LILY RAE WAS CAST IN THE GATE AND SCRATCHED BY THE STEWARDS ON THE ADVICE OF THE VETERINARIAN.

A 2-year-old maiden, she must have reared, lost her footing and came down beneath the gate. I'm not sure what they did in this case to extract her, but I remember a similar incident happening on an opening day at Saratoga back in the mid-to-late 1990s when a Bill Mott horse did the same thing. They couldn't get him out of there safely under his own power, so they had to tranquilize him to knock him out. Once he was knocked out, they moved the starting gate, then waited for him to wake up, at which point he rose and left the track. Naturally, he was scratched.

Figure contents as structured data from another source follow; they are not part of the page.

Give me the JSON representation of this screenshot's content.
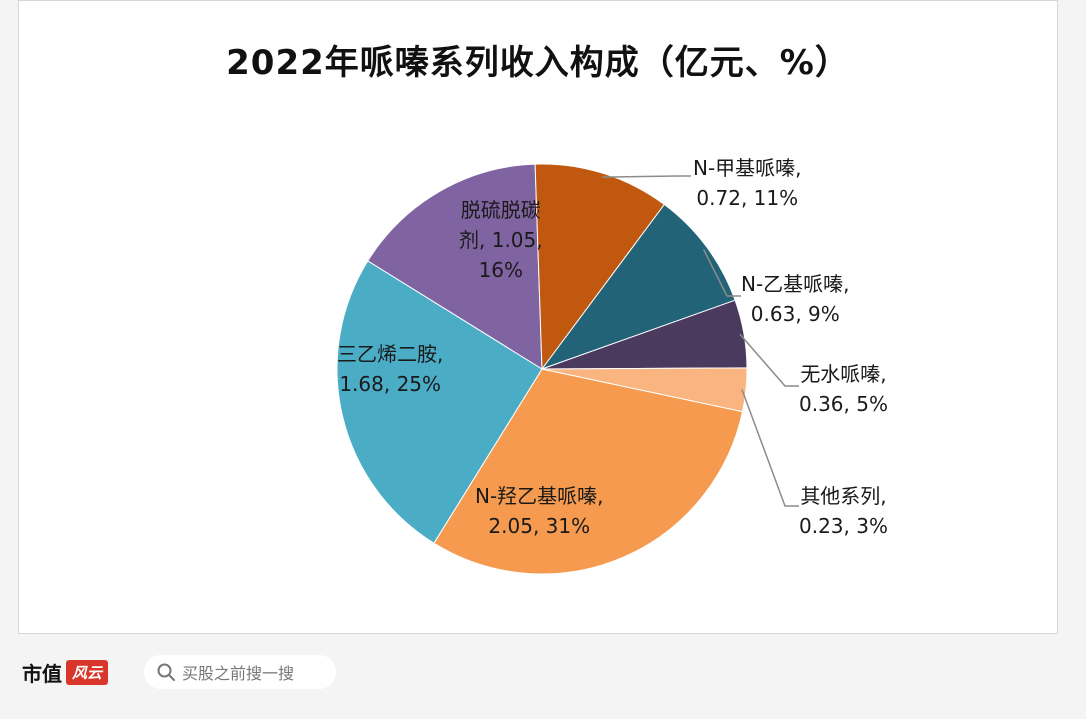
{
  "chart_data": {
    "type": "pie",
    "title": "2022年哌嗪系列收入构成（亿元、%）",
    "slices": [
      {
        "name": "N-羟乙基哌嗪",
        "value": 2.05,
        "percent": "31%",
        "color": "#f59a4e"
      },
      {
        "name": "三乙烯二胺",
        "value": 1.68,
        "percent": "25%",
        "color": "#4bacc6"
      },
      {
        "name": "脱硫脱碳剂",
        "value": 1.05,
        "percent": "16%",
        "color": "#8064a2"
      },
      {
        "name": "N-甲基哌嗪",
        "value": 0.72,
        "percent": "11%",
        "color": "#c0580f"
      },
      {
        "name": "N-乙基哌嗪",
        "value": 0.63,
        "percent": "9%",
        "color": "#236378"
      },
      {
        "name": "无水哌嗪",
        "value": 0.36,
        "percent": "5%",
        "color": "#4a3a5e"
      },
      {
        "name": "其他系列",
        "value": 0.23,
        "percent": "3%",
        "color": "#f9b47f"
      }
    ]
  },
  "labels": [
    {
      "line1": "N-羟乙基哌嗪,",
      "line2": "2.05, 31%"
    },
    {
      "line1": "三乙烯二胺,",
      "line2": "1.68, 25%"
    },
    {
      "line1": "脱硫脱碳",
      "line2": "剂, 1.05,",
      "line3": "16%"
    },
    {
      "line1": "N-甲基哌嗪,",
      "line2": "0.72, 11%"
    },
    {
      "line1": "N-乙基哌嗪,",
      "line2": "0.63, 9%"
    },
    {
      "line1": "无水哌嗪,",
      "line2": "0.36, 5%"
    },
    {
      "line1": "其他系列,",
      "line2": "0.23, 3%"
    }
  ],
  "footer": {
    "brand_text": "市值",
    "brand_badge": "风云",
    "search_text": "买股之前搜一搜"
  }
}
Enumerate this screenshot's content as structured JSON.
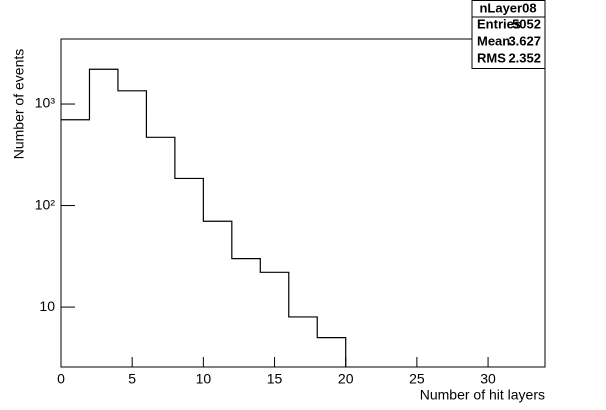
{
  "chart_data": {
    "type": "histogram",
    "stats": {
      "title": "nLayer08",
      "rows": [
        [
          "Entries",
          "5052"
        ],
        [
          "Mean",
          "3.627"
        ],
        [
          "RMS",
          "2.352"
        ]
      ]
    },
    "x_label": "Number of hit layers",
    "y_label": "Number of events",
    "bins": [
      0,
      2,
      4,
      6,
      8,
      10,
      12,
      14,
      16,
      18,
      20
    ],
    "values": [
      700,
      2200,
      1350,
      470,
      185,
      70,
      30,
      22,
      8,
      5
    ],
    "color": "#000000",
    "xlim": [
      0,
      34
    ],
    "xticks": [
      0,
      5,
      10,
      15,
      20,
      25,
      30
    ],
    "ylim": [
      2.57,
      4370
    ],
    "log_y": true,
    "yticks": [
      10,
      {
        "value": 100,
        "label": "10²"
      },
      {
        "value": 1000,
        "label": "10³"
      }
    ]
  }
}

Also reminds me of another incident I witnessed circa 2000 at Monmouth Park, but in the walking ring, which is within spitting distance of the valet parking lot (although a fence and shrubbery separate them). A motorcycle rolled through the parking lot, the biker revved its engine loudly and repeatedly, and a stakes winning gelding named Beknown to Me reared and landed with one of his legs beneath the fence that separates the walking ring from the spectators. He was immediately scratched, tranquilized by an attending vet and then Larry Collmus got on the public address system asking the track carpenter to report to the walking ring. The carpenter had to saw out the portions of the fence that would enable the gelding to get his footing upon waking. A bizarre and unsettling experience.